I've written the following query:
select first(o), max(h), min(l), last(c), sum(v) by sym, t.date from disk
where 'disk' is a parted splayed disk table containing 160m rows.
When I run this query, all RAM gets consumed and then KDB dies.
What am I doing wrong?
Edit My schema is:
c | t f a
---| -----
t | p
o | f
h | f
l | f
c | f
v | i
sym| s p
There is a helpful function in the .Q
namespace, .Q.dpft
here https://code.kx.com/q/ref/dotq/#qdpft-save-table which saves tables splayed to a partitioned database, that you can wrap in a lambda and pass each date e.g.

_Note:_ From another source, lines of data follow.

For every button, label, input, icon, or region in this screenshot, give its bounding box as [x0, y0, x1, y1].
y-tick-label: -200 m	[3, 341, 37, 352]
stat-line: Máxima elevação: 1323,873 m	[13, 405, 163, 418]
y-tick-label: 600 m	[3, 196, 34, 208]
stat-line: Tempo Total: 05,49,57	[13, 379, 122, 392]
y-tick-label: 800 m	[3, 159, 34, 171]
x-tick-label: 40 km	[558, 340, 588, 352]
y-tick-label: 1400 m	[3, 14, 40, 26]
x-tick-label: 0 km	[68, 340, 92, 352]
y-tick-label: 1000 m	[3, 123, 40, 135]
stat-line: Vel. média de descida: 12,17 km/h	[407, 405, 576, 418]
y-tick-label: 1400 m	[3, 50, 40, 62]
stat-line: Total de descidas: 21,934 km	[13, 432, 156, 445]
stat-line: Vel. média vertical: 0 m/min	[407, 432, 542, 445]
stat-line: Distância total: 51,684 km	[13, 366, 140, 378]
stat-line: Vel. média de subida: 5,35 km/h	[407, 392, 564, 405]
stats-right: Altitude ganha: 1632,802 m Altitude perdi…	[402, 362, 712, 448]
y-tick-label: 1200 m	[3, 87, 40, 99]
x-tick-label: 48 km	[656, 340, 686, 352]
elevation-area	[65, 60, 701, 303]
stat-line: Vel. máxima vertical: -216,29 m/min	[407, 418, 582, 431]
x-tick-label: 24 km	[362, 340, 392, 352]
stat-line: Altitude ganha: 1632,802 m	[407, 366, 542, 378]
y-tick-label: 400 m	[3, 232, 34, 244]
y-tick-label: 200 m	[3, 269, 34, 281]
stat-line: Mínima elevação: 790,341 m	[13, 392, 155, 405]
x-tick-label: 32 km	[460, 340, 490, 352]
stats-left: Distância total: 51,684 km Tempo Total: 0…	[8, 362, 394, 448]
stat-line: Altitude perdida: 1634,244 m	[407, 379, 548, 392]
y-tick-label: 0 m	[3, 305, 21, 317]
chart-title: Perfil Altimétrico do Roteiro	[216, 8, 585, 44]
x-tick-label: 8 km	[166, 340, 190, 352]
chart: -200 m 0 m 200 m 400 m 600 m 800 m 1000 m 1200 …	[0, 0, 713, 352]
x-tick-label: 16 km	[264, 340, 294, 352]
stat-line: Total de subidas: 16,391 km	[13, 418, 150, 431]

q) / table might be called alltrades
q)table:([]date:"d"$100?7000+til 10;sym:100?`AAA`BBB`CCC;price:100?100.0)
q)table
date sym price
-----------------------
2019.03.10 BBB 49.81119
2019.03.08 CCC 8.997612
2019.03.08 CCC 22.74166
2019.03.06 BBB 86.544
..
q) / below, t might be called trade
q){t::select from table where date=x; .Q.dpft[`:hdb; x; `sym;`t]}'[exec distinct date from table]
`t`t`t`t`t`t`t`t`t`t
q) \\
user@host:~$ cd hdb
user@host:~/hdb$ ls
2019.03.02 2019.03.03 2019.03.04 2019.03.05 2019.03.06 2019.03.07 2019.03.08 2019.03.09 2019.03.10 2019.03.11 sym
user@host:~/hdb$ cd 2019.03.02
user@host:~/hdb/2019.03.02$ ls
t
user@host:~/hdb/2019.03.02$ cd t
user@host:~/hdb/2019.03.02/t$ ls
date price sym
where hdb
is the directory path you want to save to, sym
is the symbol column which will be automatically enumerated and table
is the table in memory which you want to partition.